Content Management Systems: What Editors Should Know

Content Management Systems: What Editors Should Know

Sept. 21, 2005
Presented by Jeff Freund, Magan Arthur, and Anna van Raaphorst
Organized by Jill Hoffman and Christine Freeman
Notes by Dawn Adams

Words, words, words. They've taken on a life of their own, independent of their initial published context. As more and more information becomes available electronically, content management systems (CMS) will play a vital role in making sense of all of these documents, be it news articles, technical white papers, e-books, or blogs. The September Forum brought together a panel of experts to give us the lowdown on the current state of CMS and some indications of where this nascent industry might be headed.
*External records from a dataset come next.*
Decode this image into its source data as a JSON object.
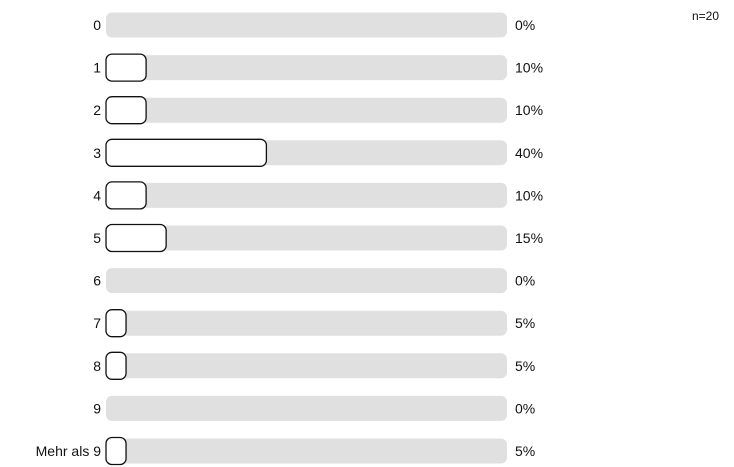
{
  "sample_size_label": "n=20",
  "chart_data": {
    "type": "bar",
    "orientation": "horizontal",
    "categories": [
      "0",
      "1",
      "2",
      "3",
      "4",
      "5",
      "6",
      "7",
      "8",
      "9",
      "Mehr als 9"
    ],
    "values": [
      0,
      10,
      10,
      40,
      10,
      15,
      0,
      5,
      5,
      0,
      5
    ],
    "value_labels": [
      "0%",
      "10%",
      "10%",
      "40%",
      "10%",
      "15%",
      "0%",
      "5%",
      "5%",
      "0%",
      "5%"
    ],
    "unit": "%",
    "xlim": [
      0,
      100
    ],
    "grid": false,
    "legend": "none",
    "colors": {
      "track": "#e0e0e0",
      "bar_fill": "#ffffff",
      "bar_stroke": "#111111",
      "text": "#111111"
    }
  }
}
Jeff Freund, CTO of Clickability, an application service provider of on-demand content management applications for news delivery, stressed that his company provides a service rather than a box of software. Focusing on Web-based delivery, Clickability offers low overhead, while turning content into metadata that can then be manipulated.

"Technology is there to support the process," Freund said. "The world's greatest content management system is a black box with inputs on one side, and outputs on the other side."

In the Clickability model, there are several roles to play: authors add and edit content; editors review content for approval; publishers are responsible for overall production of the site; and designers handle the page layouts and digital design. Content and design are essentially independent. Content in the digital realm has expanded beyond words to images, video, and audio. Workflow, however, remains a challenge.

The advantage to customers is that very little technical knowledge is required in-house. And, according to Freund, this service is not just of value to large publishers.

"There's a misconception that you need to be a big company to use CM," Freund said. "All you need to have are defined and repeatable editorial and publishing processes to benefit."

Magan Arthur of Infosys, an Indian data integrator, talked about the practical issues surrounding CMS, including rights restrictions, repurposing content, and the missing editorial pieces that come with separating content from editorial and production. For example, he has run into difficulties in finding editors who understand the concept of word counts in different contexts (e.g., chunking content for a short news piece versus a feature, and then making it all fit on a cell phone or Blackberry).

"The repurposing of content is increasingly a focus," Arthur said. "We have the means now, and the content to feed it. Metadata is the key driver."

According to Arthur, metadata is becoming as important as data in the CMS world, and tools such as XML will play a large role. Arthur also hit on the rich variety of content available digitally. Web pages have moved far beyond mimicking magazine or book pages, and as content moves out of its local/regional medium and into a more global arena, the complexity behind making that information available will increase tremendously, creating opportunities for freelancers.

Anna van Raaphorst of VR Communications, an information architect, stressed the need for content people to participate in the development of CMS, because the emphasis up until recently has been on the technology. Training, distance learning, and legacy content conversions are three growth areas for editorial/communications people, according to van Raaphorst.

"There are financial and economic aspects to this and lots of pressures to cut costs," van Raaphorst said. "Reusing text and pictures, summaries and abstracts, that's one way to speed things up and meet the need of publishing to operate in more than one channel."

Van Raaphorst suggests that editors who are interested in CMS consider the following strategies:

  • Be a generalist and become grounded in the CMS process.
  • Be a specialist and choose an area for tomorrow's content needs.
  • Get trained by experts.
  • Provide additional value, for example, with content assessments, style guides, legal content conversion, and writing or editing structured content.

While there are some tools out there, the field is still in flux, and there is no standard platform. According to van Raaphorst, many companies have taken the short view of CMS and developed proprietary tools for one-off projects. Thus, participating in standards groups or usability organizations is another way to become involved in CMS and to bring some editorial input. There are also professional organizations such as

Freund and Arthur concur that CMS is a moving target.

"In five years, we don't know what will happen," Arthur said. "The bigger problem is, does the client have a digital strategy? It's not about a specific tool. Look at some of the large universities, such as Harvard and Stanford, as models."